A pension plan where small family businesses, employees in firms of less than 25, and the self-employed can benefit from tax deductions in contributions to a 408(k) plan or a simplified version.
408(k) Plan Details
408(k) is an Internal Revenue Code. It's used to describe a type of Individual Retirement Account or IRA known as a SEP or Simplified Employee Pension plan. These plans are often referred to as SARSEP or Salary Reduction Simplified Employee Pension schemes, and they aren't that different from the more common 401(k).
Contributions made to a 408(k) plan are tax-deductible, and the funds within the account are not treated as income, remaining tax-free until participants or their beneficiaries make withdrawals.

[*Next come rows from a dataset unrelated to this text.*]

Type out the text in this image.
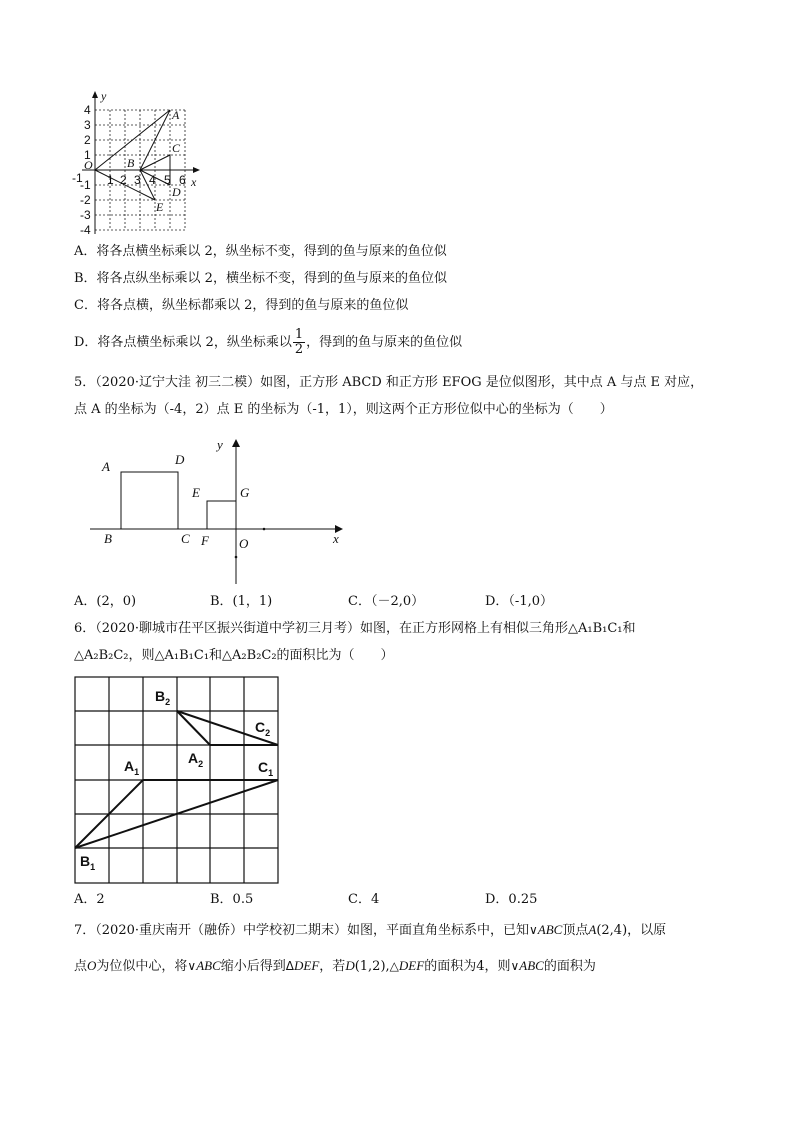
y
x
O
4
3
2
1
-1
-1
-2
-3
-4
1 2 3 4 5 6
A
B
C
D
E
A．将各点横坐标乘以 2，纵坐标不变，得到的鱼与原来的鱼位似
B．将各点纵坐标乘以 2，横坐标不变，得到的鱼与原来的鱼位似
C．将各点横，纵坐标都乘以 2，得到的鱼与原来的鱼位似
D．将各点横坐标乘以 2，纵坐标乘以 $\frac{1}{2}$ ，得到的鱼与原来的鱼位似
5．（2020·辽宁大洼 初三二模）如图，正方形 ABCD 和正方形 EFOG 是位似图形，其中点 A 与点 E 对应，
点 A 的坐标为（-4，2）点 E 的坐标为（-1，1），则这两个正方形位似中心的坐标为（　　）
y
x
A	D
B	C
E	G
F O
A．(2，0)	B．(1，1)	C．（－2,0）	D．（-1,0）
6．（2020·聊城市茌平区振兴街道中学初三月考）如图，在正方形网格上有相似三角形△A₁B₁C₁和
△A₂B₂C₂，则△A₁B₁C₁和△A₂B₂C₂的面积比为（　　）
$B_2$
$C_2$
$A_2$
$A_1$	$C_1$
$B_1$
A．2	B．0.5	C．4	D．0.25
7．（2020·重庆南开（融侨）中学校初二期末）如图，平面直角坐标系中，已知∨ABC顶点A(2,4)，以原
点O为位似中心，将∨ABC缩小后得到ΔDEF，若D(1,2),△DEF的面积为4，则∨ABC的面积为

This employer-sponsored savings plan is designed for small businesses, preferably with less than 25 participants, sole proprietors, and other self-employed individuals. Employees don't contribute to their 408(k) plan accounts established and maintained by the employer.
401(K) Details for the Self Employed
Self-employed 408(k) plan participants who also work for employers can make retirement contributions to this SEP while benefiting from their employer's pension scheme. Employer contributions to the plan for the year 2021 cannot be more than 25% of their employee’s annual pay, or $58,000.
Salaries that exceed $290,000 aren't subjected to the yearly limit. A business can only claim a maximum tax return that's lesser than 25% of compensation or the total accounts for employee contributions.
Example of 408(k) Plan
A 408(k) plan proves useful and practical to workers seeing as employer’s contributions and their retirement savings are not taxed until pension’s maturity or benefits distribution. Other incentives occur when the deducted payments and saving for employers on their annual company tax bill lowers the employee’s net income and tax bracket.
For instance, an employer sets up a 408(k) plan for employees to benefit from retirement distributions when they reach the age of 59 and a half. The employer's contributions and the account savings are tax-deferred while future withdrawals on maturity are taxed as regular income.
The employee will also benefit from loans against the savings accumulated, and their repayments will be reverted to the 408(k) plan account balance.
If the participant or employee by whose name the IRA is set up makes an early withdrawal from the account, the IRS will assess a 10% penalty. This withdrawal penalty also applies to the traditional 401(k) plan, which is better suited for employees that might fall into a higher tax bracket by the time they retire.
Differences between a 408(k) Plan vs. 401(k) Plan
Both 408(k) and the 401(k) are employer-sponsored pension plans. They provide guidelines for employee retirement savings with tax deduction incentives. The 401(k) plan has become synonymous as the vehicle of choice for retirement savings. But unlike the 408(k), it suits larger organizations, and employee contributions are allowed.
Employers can offer 401(k) plans where they make non-elective or matching contributions on behalf of eligible participants, and they can also add features like a future profit-sharing plan. While accrued earnings are tax-deferred, 401(k) plans are more complicated due to the employer's options of investment. In retrospect, employees can choose investments on their retirement savings with a 408(k) SEP-IRA plan.
The main sticking point in terms of 408(k) and 401(k) plan differences is that the SEP-IRA is only available to companies with less than 25 employees. Here are a few other features that distinguish the two retirement savings options:
- With a 408(k) plan, employers can only contribute not more than 25% of an employee's pay, which means no more than $58,000. There are no catch up payments that can be made since a 408(k) plan is fully employer-funded.
- Some 408(k) plans can allow personal payments by the employee, separately from the employer's IRA contributions to the same account. These contributions are subject to limits, like $6,000 for the year, or age-eligible participants can add an additional $1,000.
- SEP IRAs have a maximum allowable compensation no matter how much an employee earns, with an annual limit of $290,000 for 2021. There's also a minimum compensation threshold for eligibility, which is earnings of $600 and below.
- Employer contributions for the 408(k) plan must be equal, meaning each employee receives the same percentage of salary deduction. Contribution to SEP IRAs by self-employed participants can be tax-deductible, allowing the costs for personal retirement funds to be deducted from their earnings.
- Deadlines for contribution payment s also differ, where 408(k) plans have until April or October with an extension. Contribution deadlines for 401(k) have a deadline which is the end of each calendar year.
SEP accounts are managed by the employee, not the employer, as is the case for 401(k) plans where the latter sets up investment options. The employee in a 408(k) plan scenario chooses their account's investments, and employers don't pay administration costs like 401(k) plans.
Significance of 408 (K)
408(k) plans come in handy, especially when an employee needs to take out a loan against the amount of savings contributed. The SEP-IRA account draws up a payment schedule with a plan administrator, and the repaid premiums go on to bolster that employee's retirement savings. However, if they default on their repayments for this loan amount, it's treated as an early distribution withdrawal and is subject to a 10% penalty.
Maximum contribution limits for a 408(k) differ every year as the IRS compensates for inflation. However, they do allow increased contributions if a participant reaches the age of 50. Hopefully, this can help them catch up with any payments that may have been missed over the years.